I was curious after posting some hints about how to protect your privacy to see how they worked.
Using EFF’s convenient panopticlick browser fingerprinting site. Panopticlick doesn’t use all the tricks available, such as measuring the time delta between your machine and a reference time, but it does a pretty good job. Most of my machines test as “completely unique,” which I find complementary but isn’t really all that good for not being tracked.
Personally I’m not too wound up about targeted marketing style uses of information. If I’m going to see ads I’d rather they be closer to my interests than not. But there are bad actors using the same information for more nefarious purposes and I’d rather see mistargeted ads than give the wrong person useful information.
Testing Panopticlick with scripts blocked (note TACO doesn’t help with browser fingerprinting, just cookie control) I cut my fingerprint to 12.32 bits from 20.29 bits, the additional data comes from fonts and plugins.
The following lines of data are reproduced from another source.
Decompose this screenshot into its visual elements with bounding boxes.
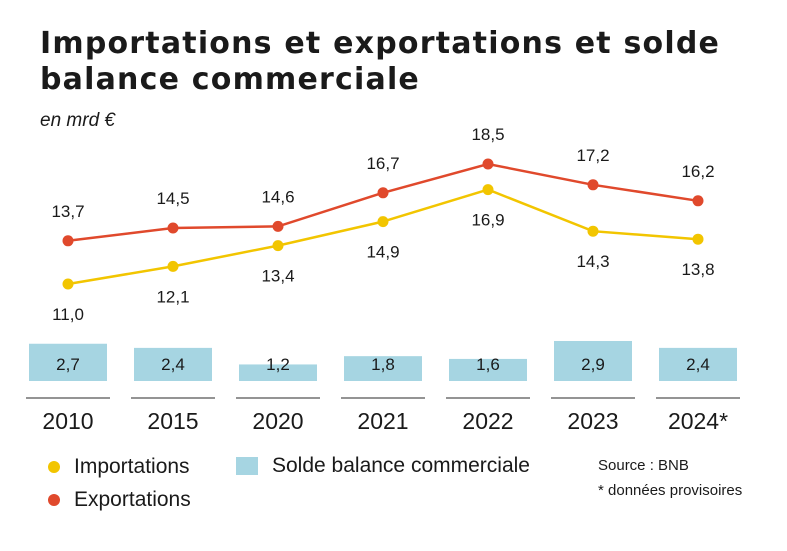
- balance-bar-label: 1,2: [266, 355, 290, 374]
- balance-bar-label: 1,8: [371, 355, 395, 374]
- balance-bar: [134, 347, 212, 381]
- exports-data-label: 14,5: [156, 189, 189, 208]
- balance-bar: [239, 364, 317, 381]
- balance-bars: 2,7 2,4 1,2 1,8 1,6 2,9 2,4: [29, 340, 737, 381]
- imports-point: [482, 184, 494, 196]
- x-axis: 2010 2015 2020 2021 2022 2023 2024*: [26, 397, 740, 434]
- chart-title: Importations et exportations et solde ba…: [40, 26, 721, 97]
- x-tick-label: 2021: [357, 408, 408, 434]
- x-tick-label: 2024*: [668, 408, 728, 434]
- balance-bar: [344, 356, 422, 381]
- balance-bar-label: 1,6: [476, 355, 500, 374]
- exports-data-label: 17,2: [576, 146, 609, 165]
- imports-data-label: 13,8: [681, 260, 714, 279]
- x-tick-label: 2010: [42, 408, 93, 434]
- exports-data-label: 18,5: [471, 125, 504, 144]
- imports-data-label: 11,0: [52, 305, 84, 324]
- legend-imports-label: Importations: [74, 455, 190, 478]
- source-note: Source : BNB: [598, 457, 689, 474]
- x-tick-label: 2023: [567, 408, 618, 434]
- legend-exports-marker: [48, 494, 60, 506]
- imports-data-label: 13,4: [261, 267, 294, 286]
- data-labels: 13,7 14,5 14,6 16,7 18,5 17,2 16,2 11,0 12,1 13,4…: [51, 125, 714, 324]
- exports-point: [692, 195, 704, 207]
- imports-point: [167, 260, 179, 272]
- balance-bar: [29, 343, 107, 381]
- balance-bar-label: 2,4: [161, 355, 185, 374]
- legend-item-imports: Importations: [48, 455, 190, 479]
- balance-bar-label: 2,9: [581, 355, 605, 374]
- balance-bar: [659, 347, 737, 381]
- exports-point: [482, 158, 494, 170]
- imports-point: [62, 278, 74, 290]
- imports-point: [272, 240, 284, 252]
- exports-data-label: 14,6: [261, 187, 294, 206]
- legend-balance-label: Solde balance commerciale: [272, 454, 530, 477]
- exports-point: [377, 187, 389, 199]
- x-tick-label: 2022: [462, 408, 513, 434]
- exports-point: [62, 235, 74, 247]
- exports-point: [167, 222, 179, 234]
- balance-bar: [449, 358, 527, 381]
- imports-point: [692, 233, 704, 245]
- balance-bar-label: 2,7: [56, 355, 80, 374]
- series-lines: [62, 158, 704, 290]
- legend-item-balance: Solde balance commerciale: [236, 454, 530, 478]
- exports-data-label: 16,7: [366, 154, 399, 173]
- chart-subtitle: en mrd €: [40, 110, 115, 131]
- balance-bar: [554, 340, 632, 381]
- legend-imports-marker: [48, 461, 60, 473]
- imports-data-label: 14,3: [576, 252, 609, 271]
- exports-data-label: 13,7: [51, 202, 84, 221]
- x-tick-label: 2015: [147, 408, 198, 434]
- x-tick-label: 2020: [252, 408, 303, 434]
- imports-data-label: 12,1: [156, 287, 189, 306]
- footnote: * données provisoires: [598, 482, 743, 499]
- exports-data-label: 16,2: [681, 162, 714, 181]
- legend-exports-label: Exportations: [74, 488, 191, 511]
- imports-data-label: 14,9: [366, 243, 399, 262]
- exports-point: [587, 179, 599, 191]
- balance-bar-label: 2,4: [686, 355, 710, 374]
- legend-balance-marker: [236, 457, 258, 475]
- exports-point: [272, 220, 284, 232]
- imports-point: [377, 216, 389, 228]
- imports-data-label: 16,9: [471, 211, 504, 230]
- imports-point: [587, 225, 599, 237]
- legend-item-exports: Exportations: [48, 488, 191, 512]
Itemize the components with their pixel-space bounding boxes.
It is also interesting to note that fingerprint scanners (fingerprints as on the ends of fingers) have false reject rates of about 0.5% and false acceptance rates of about 0.001%. Obviously they’re tuned that way to be 50x more likely to reject a legitimate user than to accept the wrong person and the algorithms are intrinsically fallible in both directions, so this is a necessary trade-off. Actual entropy measures in fingerprints are the subject of much debate. An estimate based on Pankanti‘s analysis computes a 5.5×10^59 chance of a collision or 193 bits of entropy but manufacturer published false acceptance rates of 0.001% are equivalent to 16.6 bits, less accurate than browser fingerprinting.